Self-Censorship and Polite Avoidance: What the Trayvon Martin Case Teaches Me About Myself

I'm surprised by the force with which I feel the impact of the Trayvon Martin verdict. Not just as a mother, as I try and imagine what it must be like, to walk out of a courtroom where a half dozen of your fellow citizens have decided that the fatal shooting of your unarmed seveteen year old is not a crime.

I'm surprised by the force with which I feel the impact of the Trayvon Martin verdict. Not just as a mother, as I try and imagine what it must be like, to walk out of a courtroom where a half dozen of your fellow citizens have decided that the fatal shooting of your unarmed seventeen year old is not a crime. Not even because as a person I am horrified that life is repeatedly shown to be worthless. I am sad because of the level of censorship that this case has shown to me to exist. Self censorship, I know amongst my friends, but mainly of myself.

I heard news of the acquittal at about 3:30am on Sunday morning. Since then I have cried about it. I've also been unable to talk about it with the accepted pseudo-legal dispassion and moral high ground that such complex (is it complex?) cases seem, in polite company, to require. That's because I am furious, I am disgusted and I am heartbroken. And yet much as I've wanted to post about it, I have equally avoided doing so.

I haven't wanted to write because it's uncomfortable, it's political, and it's divisive and not just on racial lines. I've explained away my inaction by pointing to the fact that I am not a lawyer; I didn't follow the case all that closely and so feel uncertain whether my opinions are really valid. I feel like a light-weight wading into the American legal, socio-political system when as a Ghanaian I don't really understand the African-American experience. But mainly I haven't wanted to write because I don't want to open myself up to the kinds of attack that cases like this seem to bring. More than this and if I am scrupulously honest, I don't want what I have to say to be dismissed as, predictably, what all Black people feel. As if by the colour of our skin we are one monolithic voice and person, because we are not.
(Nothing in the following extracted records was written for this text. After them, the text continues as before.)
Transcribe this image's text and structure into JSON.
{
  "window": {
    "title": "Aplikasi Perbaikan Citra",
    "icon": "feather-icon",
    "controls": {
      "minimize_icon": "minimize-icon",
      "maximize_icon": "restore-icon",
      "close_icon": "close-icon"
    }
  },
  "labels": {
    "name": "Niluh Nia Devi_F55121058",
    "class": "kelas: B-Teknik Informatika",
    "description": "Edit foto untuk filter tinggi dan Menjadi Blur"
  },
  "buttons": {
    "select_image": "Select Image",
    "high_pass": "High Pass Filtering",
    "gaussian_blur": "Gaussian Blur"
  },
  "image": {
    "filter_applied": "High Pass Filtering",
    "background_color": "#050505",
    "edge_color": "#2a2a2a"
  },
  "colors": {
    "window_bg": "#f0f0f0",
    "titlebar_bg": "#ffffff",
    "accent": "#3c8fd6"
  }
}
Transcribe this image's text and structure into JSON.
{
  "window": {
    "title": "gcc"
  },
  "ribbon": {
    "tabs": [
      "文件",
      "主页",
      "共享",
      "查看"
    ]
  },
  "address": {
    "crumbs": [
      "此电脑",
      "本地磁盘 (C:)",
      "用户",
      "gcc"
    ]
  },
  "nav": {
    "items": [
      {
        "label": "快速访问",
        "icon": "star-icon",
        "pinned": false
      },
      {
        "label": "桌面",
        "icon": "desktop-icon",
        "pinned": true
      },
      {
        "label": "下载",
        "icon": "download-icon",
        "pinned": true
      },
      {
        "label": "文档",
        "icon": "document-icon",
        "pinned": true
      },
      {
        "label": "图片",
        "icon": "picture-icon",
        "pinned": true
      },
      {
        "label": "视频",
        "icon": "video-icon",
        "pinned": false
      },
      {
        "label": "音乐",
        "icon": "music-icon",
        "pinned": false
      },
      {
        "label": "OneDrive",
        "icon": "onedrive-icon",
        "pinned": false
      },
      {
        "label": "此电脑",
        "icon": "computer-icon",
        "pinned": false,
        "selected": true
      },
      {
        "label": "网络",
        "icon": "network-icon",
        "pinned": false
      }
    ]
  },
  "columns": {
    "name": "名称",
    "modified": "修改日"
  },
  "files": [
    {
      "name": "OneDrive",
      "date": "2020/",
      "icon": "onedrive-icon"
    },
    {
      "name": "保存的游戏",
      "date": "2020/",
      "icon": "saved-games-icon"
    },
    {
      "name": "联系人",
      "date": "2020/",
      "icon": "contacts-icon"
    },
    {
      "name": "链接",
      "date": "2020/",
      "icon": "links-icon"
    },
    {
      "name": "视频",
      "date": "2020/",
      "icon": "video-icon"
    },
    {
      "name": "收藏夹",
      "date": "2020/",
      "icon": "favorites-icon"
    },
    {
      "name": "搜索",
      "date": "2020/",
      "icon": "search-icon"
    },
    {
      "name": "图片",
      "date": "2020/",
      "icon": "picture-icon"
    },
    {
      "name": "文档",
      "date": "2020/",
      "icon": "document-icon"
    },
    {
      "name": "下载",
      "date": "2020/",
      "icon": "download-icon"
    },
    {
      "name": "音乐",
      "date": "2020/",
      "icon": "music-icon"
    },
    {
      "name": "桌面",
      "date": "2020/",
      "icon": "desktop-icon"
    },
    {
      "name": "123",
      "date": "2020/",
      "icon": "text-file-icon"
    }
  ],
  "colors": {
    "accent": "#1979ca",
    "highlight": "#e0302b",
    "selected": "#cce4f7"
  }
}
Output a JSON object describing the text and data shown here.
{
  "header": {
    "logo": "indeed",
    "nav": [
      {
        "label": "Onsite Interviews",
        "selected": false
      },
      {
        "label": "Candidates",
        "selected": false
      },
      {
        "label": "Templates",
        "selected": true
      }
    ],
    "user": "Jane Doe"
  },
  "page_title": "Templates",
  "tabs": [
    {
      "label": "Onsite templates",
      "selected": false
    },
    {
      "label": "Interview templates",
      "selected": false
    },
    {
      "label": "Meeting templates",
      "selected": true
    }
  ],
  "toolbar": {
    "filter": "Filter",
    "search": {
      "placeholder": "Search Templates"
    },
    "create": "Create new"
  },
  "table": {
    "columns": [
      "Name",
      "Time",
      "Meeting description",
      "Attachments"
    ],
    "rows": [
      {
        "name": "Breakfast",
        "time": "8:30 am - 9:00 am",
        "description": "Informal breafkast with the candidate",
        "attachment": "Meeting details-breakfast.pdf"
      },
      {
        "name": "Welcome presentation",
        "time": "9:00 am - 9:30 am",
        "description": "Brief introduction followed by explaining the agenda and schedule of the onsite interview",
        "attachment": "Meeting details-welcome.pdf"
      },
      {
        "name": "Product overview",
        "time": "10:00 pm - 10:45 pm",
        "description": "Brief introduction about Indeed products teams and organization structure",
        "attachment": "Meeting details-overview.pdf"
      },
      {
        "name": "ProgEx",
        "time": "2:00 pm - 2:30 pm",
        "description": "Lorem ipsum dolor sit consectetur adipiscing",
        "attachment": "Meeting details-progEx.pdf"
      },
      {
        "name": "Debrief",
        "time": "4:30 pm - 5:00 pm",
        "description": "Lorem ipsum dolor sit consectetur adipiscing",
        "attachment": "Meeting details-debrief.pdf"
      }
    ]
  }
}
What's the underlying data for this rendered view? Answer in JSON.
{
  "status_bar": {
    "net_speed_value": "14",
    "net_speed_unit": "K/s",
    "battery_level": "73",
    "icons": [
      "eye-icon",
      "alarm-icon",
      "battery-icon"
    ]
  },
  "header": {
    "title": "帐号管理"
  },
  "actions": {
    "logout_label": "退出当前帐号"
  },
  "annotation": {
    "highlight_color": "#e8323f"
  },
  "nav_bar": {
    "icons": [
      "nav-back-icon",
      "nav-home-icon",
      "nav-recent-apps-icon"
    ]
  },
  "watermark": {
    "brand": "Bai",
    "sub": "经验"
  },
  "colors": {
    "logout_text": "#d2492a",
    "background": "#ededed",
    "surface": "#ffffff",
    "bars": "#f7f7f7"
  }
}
Yet the fact remains that my individual voice is calling me to make a statement about something that happened far away to a boy who is a bit like me. And I have understood that I have talked in the last two days, with two exceptions, only to brown people like me about this case. The unavoidable truth is that among my admittedly not massive, but still sizeable number of Facebook friends, not a single one of my non-Black friends have posted, commented or initiated a conversation about this. And I wonder why this is? It is because this case involves a brown-skinned boy? Is it that the unavoidable racial conversation makes it scary of non-Black people to feel like they have an opinion they can share? When so many sides of the conversation are bound in fearful censorship, how can we communicate and air our opinions, voice our anger and hurt and disappointment and have them heard in ways that are more constructive than defensive posturing or rioting?

Why I was reticent to say quickly, publically and without fear that it's wrong and numbing that an unarmed brown-skinned boy can be gunned down for, what? For being himself? For being imagined to fit the stereotype of a life-threatening thug? Explain it to me. Why is it that I feel that I can't speak openly about this with my entire cosmopolitan, über-opinionated, mainly warm circle of friends? I know it's because to stand firmly and announce my opinion so concretely to the world is scary. It's bound to unearth some fault lines in friendship that may never recover. Maybe that's the reason this particular loss hurts all the more. Because along with a 17 year old I never met dies some of the romanticism of friendship. Perhaps that's why I cannot write without having to stop every few words to blink away the tears that warp the screen. Standing for justice it seems means drawing a line of what you stand for and so who stands with you. And that creates the divide. And that's where we already are: us and them.